Pengumuman tersebut praktis memberikan kekuatan tentara untuk mengambil keputusan lebih luas, termasuk mengambil alih stasiun televisi yang memiliki peran vital dalam kemelut politik.
Militer bersikukuh tindakan tersebut merupakan bentuk tanggung jawab mereka terhadap negara, dan bukan bukan kudeta.
“Darurat militer dilaksanakan untuk memulihkan perdamaian dan ketertiban umum. Masyarakat tidak perlu panik,” demikian pengumuan dari juru bicara tentara.
Darurat militer dilaksanakan setelah krisis politik yang berlangsung sejak akhir tahun lalu. Ketegangan antara pemerintah dan oposisi meningkat selama beberapa bulan terakhir. Protes terhadap pemnerintah PM Yingluck dilakukan selama beberapa bulan.

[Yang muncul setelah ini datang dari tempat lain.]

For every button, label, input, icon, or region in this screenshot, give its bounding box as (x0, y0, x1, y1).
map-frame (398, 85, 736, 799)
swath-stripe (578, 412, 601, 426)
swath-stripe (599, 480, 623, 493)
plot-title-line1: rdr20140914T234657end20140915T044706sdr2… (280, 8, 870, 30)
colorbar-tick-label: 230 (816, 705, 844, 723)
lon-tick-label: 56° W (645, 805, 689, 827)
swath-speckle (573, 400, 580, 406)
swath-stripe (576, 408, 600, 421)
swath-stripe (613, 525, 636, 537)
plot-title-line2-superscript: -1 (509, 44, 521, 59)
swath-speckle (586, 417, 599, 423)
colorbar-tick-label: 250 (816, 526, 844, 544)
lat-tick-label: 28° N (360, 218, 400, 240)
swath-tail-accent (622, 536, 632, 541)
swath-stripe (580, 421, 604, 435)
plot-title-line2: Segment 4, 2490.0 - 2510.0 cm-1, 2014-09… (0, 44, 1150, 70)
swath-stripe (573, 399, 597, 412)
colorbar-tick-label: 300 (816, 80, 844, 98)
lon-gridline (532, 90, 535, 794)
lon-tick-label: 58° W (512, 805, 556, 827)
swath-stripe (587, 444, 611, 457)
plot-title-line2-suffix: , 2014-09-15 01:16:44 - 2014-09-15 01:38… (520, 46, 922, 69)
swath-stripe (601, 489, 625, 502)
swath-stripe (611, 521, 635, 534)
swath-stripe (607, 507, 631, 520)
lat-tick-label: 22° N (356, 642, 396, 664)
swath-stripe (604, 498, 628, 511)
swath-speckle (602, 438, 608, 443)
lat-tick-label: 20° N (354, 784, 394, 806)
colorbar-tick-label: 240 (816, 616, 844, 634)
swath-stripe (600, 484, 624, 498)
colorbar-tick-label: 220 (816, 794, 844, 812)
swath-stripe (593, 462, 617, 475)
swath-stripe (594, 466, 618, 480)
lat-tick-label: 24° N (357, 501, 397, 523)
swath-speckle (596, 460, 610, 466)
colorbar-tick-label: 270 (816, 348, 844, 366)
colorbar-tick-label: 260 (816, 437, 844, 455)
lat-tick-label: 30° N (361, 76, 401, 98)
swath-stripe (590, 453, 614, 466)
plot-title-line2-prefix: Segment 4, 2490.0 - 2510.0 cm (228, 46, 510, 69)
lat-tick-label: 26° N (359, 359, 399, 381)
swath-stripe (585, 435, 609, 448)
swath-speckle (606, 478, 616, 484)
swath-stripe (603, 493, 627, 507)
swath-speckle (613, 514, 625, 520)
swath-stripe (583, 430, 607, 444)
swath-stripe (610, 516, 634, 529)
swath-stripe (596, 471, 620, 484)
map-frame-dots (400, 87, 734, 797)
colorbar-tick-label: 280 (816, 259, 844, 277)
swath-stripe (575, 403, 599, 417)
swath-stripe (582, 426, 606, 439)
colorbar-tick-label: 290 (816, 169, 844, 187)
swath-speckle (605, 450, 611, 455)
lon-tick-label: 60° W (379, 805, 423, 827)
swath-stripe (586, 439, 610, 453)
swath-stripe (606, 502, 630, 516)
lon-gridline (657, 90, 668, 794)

Ketika PM Yingluck ditumbangkan, para pendukungnya gantian melakukan perlawanan.
Kepala penasihat keamanan bagi Perdana Menteri sementara, Paradorn Pattanatabut, mengatakan keputusan militer tidak pernah dikonsultasikan dengan pemerintah.
"Tetapi, semua normal kecuali masalah tanggung jawab militer untuk keamanan nasional," kata Pattanatabut.
Kudeta oleh militer di Thailand, sudah terjadi berkali-kali. Setidaknya militer telah melakukan kudeta di Thailand sebanyak 11 kali sejak berakhirnya monarki absolut pada 1932. Pada 2006 adalah terakhir kali militer Thailand mengambil alih kekuasaan.
Akibat situasi politik yang tak menentu, ekonomi Thailand menurun. Badan perencanaan negara telah merevisi prediksi pertumbuhan tahun ini menjadi 1,5% hingga 2,5%.
Rajiv Biswas, kepala ekonom lembaga kajian ekonomi IHS, memperkirakan ekonomi Thailand hanya akan mencapai 1,9% tahun ini.
"Secara riil, ini berarti bahwa sekitar US$8 miliar-US$10 miliar dari potensi pertumbuhan ekonomi telah hilang pada tahun 2014."
Di kawasan Asia Tenggara, hanya Thailand yang mengalami kontraksi ekonomi. Malaysia mencatatkan pertumbuhan 6,1% pada kuartal pertama, sementara Indonesia tumbuh sekitar 5,2%. (aif/dikutip dar bbcnews)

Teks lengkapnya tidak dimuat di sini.